Message from the President
Hello again, my friends!
Spring is in the air, or at least the pollen has been! I'm very grateful for the recent rains that have knocked down most of the pine pollen, that seems to be the one that has the biggest impact in making my car look particularly dirty. Now that pine pollen "season" has passed, we can enjoy the sight and sounds of the season. My bird feeders have been abandoned, but I see many of my winter friends (especially Yellow-rumps and Goldfinches) up in the tops of the oaks and sweet gums around my house. They are loading up on all the small caterpillars that are, in their turn, feeding on the tender buds and leaves. It is pretty cool to see; the birds almost complete stopped coming to my feeders over the course of about two days. Now I just get an occasional one at my bird bath, taking a drink. Oh well, at least the others are loading up with protein in preparation for the northward migration and subsequent breeding season. And, lest you think disparagingly of yellow-rumps as a drab, boring winter bird, try to take a closer look right now. They are pretty spectacular in their breeding plumage, which I see some of the males sporting currently as seen above.
As I write this, I'm getting some emails from members following up on our last Walk & Talk, on March 19th, to Charleston Audubon & Natural History Society's McAlhany Preserve property. I had a wonderful time and am truly in awe of the diversity of habitats and wealth of organisms one can find on that property. If you missed it this time, make sure you go in the future; we'll have to return, there was too much for just one trip.
What I am awe-struck with other than the location, however, is the incredible depth of knowledge, kind and generous attitudes, and joy for learning that was exhibited by my fellow attendees. Thank you for sharing all of that with me! This Walk & Talk was a bit different, in that our "leaders" knew a lot about the site and its management, but not as much about all the different things we saw as did some of our CMNA folks. It was truly a pleasure to have Bill remind me of the name and then provide details of the American cancer-root plant (Conopholis americana) and describe its taxonomic relationship with the American Chaffseed (Schwalbea americana), with which they are doing host plant-testing at McAlhany. [Spoiler alert!
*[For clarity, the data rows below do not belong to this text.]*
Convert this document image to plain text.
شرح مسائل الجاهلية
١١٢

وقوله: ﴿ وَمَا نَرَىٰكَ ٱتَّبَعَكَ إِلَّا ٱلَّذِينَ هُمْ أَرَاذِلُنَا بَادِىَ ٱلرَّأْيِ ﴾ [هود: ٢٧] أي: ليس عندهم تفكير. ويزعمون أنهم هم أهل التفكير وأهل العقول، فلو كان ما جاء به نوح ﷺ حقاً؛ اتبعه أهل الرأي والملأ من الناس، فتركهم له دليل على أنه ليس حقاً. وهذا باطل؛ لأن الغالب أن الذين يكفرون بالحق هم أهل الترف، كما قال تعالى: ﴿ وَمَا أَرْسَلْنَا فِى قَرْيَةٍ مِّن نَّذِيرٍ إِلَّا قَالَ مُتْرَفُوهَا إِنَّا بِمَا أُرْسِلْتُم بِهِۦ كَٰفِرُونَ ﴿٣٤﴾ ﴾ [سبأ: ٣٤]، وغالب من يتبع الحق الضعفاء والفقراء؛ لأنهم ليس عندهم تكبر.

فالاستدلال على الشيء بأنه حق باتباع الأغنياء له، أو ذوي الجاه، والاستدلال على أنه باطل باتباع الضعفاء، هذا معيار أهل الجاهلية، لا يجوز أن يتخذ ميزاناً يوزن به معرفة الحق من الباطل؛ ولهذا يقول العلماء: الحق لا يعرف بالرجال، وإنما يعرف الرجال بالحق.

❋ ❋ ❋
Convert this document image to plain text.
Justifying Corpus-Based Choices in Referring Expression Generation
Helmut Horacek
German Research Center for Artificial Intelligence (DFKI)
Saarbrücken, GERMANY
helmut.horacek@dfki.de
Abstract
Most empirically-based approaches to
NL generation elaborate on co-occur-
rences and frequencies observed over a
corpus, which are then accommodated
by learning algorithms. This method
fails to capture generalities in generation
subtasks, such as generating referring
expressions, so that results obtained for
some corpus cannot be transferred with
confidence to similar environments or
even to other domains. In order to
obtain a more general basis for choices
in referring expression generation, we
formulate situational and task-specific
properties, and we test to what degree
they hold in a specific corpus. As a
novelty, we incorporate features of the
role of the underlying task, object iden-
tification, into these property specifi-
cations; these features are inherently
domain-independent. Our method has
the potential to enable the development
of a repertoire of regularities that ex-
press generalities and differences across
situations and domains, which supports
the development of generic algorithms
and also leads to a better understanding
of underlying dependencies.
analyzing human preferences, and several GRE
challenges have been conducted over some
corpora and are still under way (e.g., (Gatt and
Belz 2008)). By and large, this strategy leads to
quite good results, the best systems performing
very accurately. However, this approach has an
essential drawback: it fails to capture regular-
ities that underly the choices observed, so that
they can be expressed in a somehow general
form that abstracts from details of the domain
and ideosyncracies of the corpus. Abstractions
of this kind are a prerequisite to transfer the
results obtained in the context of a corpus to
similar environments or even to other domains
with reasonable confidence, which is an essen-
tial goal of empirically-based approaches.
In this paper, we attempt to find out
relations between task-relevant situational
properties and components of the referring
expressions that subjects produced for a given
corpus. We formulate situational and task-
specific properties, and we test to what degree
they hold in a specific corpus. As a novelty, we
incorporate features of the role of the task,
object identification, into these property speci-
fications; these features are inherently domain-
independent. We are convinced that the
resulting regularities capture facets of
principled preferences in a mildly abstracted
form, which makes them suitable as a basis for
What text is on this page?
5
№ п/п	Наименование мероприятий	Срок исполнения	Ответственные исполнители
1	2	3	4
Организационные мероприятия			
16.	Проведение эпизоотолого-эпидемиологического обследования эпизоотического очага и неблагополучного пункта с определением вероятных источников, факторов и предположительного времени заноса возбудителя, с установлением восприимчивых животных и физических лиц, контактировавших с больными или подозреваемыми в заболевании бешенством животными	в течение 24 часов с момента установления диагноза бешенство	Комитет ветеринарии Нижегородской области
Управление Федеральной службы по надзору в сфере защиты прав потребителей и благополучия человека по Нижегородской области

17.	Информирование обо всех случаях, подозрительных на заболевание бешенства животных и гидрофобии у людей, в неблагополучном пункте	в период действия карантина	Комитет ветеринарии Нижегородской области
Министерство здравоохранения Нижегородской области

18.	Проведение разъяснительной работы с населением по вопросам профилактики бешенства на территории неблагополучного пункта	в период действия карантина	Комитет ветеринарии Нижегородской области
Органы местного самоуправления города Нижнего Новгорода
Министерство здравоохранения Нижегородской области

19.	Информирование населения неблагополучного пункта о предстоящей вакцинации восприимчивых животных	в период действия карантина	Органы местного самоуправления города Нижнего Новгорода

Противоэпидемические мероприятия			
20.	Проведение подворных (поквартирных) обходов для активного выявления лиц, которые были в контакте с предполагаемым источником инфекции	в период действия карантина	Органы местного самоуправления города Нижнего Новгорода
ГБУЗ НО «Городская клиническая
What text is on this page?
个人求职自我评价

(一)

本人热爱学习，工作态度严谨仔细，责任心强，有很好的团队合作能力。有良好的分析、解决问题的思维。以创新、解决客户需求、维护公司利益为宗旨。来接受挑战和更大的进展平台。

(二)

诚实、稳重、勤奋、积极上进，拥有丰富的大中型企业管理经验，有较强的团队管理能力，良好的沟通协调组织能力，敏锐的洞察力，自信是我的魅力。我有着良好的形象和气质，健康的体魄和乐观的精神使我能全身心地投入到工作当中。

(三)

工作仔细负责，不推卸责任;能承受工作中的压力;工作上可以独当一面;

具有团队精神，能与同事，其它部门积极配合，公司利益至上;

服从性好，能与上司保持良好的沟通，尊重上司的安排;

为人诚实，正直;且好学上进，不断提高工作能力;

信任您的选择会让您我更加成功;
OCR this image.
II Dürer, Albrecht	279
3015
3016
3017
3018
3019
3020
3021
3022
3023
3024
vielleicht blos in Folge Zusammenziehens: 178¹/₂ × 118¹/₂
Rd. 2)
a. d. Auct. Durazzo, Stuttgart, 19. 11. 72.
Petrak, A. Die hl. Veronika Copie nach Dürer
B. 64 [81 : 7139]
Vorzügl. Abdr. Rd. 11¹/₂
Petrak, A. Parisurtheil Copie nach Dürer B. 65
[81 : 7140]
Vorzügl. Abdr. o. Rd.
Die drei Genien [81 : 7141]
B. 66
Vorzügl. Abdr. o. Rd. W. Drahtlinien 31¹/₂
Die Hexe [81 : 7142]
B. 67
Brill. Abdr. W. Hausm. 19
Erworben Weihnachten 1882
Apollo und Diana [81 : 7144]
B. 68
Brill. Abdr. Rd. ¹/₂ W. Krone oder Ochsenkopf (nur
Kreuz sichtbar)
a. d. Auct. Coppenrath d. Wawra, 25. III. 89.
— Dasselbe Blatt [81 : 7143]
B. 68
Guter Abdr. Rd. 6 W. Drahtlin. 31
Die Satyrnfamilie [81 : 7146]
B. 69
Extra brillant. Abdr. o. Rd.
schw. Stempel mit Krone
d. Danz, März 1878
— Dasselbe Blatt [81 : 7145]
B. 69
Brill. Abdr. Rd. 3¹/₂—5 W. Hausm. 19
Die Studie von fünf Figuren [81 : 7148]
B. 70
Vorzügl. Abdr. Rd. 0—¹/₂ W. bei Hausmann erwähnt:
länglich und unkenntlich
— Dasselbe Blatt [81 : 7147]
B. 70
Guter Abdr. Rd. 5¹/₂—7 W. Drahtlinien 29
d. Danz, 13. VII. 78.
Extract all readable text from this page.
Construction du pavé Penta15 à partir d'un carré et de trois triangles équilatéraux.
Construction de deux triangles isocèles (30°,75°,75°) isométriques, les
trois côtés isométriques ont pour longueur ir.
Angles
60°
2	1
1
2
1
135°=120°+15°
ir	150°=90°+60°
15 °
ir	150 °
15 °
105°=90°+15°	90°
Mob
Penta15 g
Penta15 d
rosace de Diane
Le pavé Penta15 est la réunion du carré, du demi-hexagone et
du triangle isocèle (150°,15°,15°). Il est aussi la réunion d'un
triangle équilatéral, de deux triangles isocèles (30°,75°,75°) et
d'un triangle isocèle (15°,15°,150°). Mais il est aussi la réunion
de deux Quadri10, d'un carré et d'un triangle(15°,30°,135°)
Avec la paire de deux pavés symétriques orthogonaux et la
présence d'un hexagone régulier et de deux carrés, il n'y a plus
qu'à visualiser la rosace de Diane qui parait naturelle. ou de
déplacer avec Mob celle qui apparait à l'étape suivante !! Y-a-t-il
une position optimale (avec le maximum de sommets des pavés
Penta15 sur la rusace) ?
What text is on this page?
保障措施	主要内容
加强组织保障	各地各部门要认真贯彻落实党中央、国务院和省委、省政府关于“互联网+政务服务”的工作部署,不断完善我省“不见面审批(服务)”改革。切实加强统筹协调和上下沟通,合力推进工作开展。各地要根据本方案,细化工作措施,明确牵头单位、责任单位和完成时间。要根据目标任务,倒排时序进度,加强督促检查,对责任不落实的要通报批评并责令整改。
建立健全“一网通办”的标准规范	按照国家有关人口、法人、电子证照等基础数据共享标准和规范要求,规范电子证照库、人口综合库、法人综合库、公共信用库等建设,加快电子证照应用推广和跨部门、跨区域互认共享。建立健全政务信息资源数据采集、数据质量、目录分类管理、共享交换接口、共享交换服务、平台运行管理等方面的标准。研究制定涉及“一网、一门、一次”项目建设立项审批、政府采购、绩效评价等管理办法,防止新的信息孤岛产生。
It is not their national origins, but both are in the Family Orobanchaceae, which made me wonder if that may, or may not, explain their parasitic and hemiparisitic behaviors, respectively.) Very interesting in any case.
American cancer-root plant (Conopholis americana) a parasite on woody plant roots, especially oaks and beech.
Another inspiration was, as always, the sharp eye of Debbie, who found the only unhatched Polyphemous moth (Antheraea polyphemus ) cocoon I have seen. I am used to seeing these as isolated, white oval structures visible across a marsh, as we find them at Caw Caw. Those, and others I've found under similar exposed and visible conditions, were already empty. This one (below) however, was hidden between some water oak leaves from the previous year. They were attached to the cocoon. It made me wonder if most cocoons start that way, and I'm only seeing them as bare, long after the moths have eclosed (Woo hoo! I finally get to use that word!) and the abandoned cocoons have been weathered for a while, loosing their camouflage leaves. Anyone know?
Intact Polyphemous moth (Antheraea polyphemus ) cocoon, hidden within attached leaves of a water oak (Quercus nigra).
I've too many other recollections to share with you now. I found it to be one of the best outings I've been on. We'll definitely have to get some folks together for a write up. The nature was great, but you, my fellow naturalists, were truly spectacular. Thank you all for letting me be part of the tribe!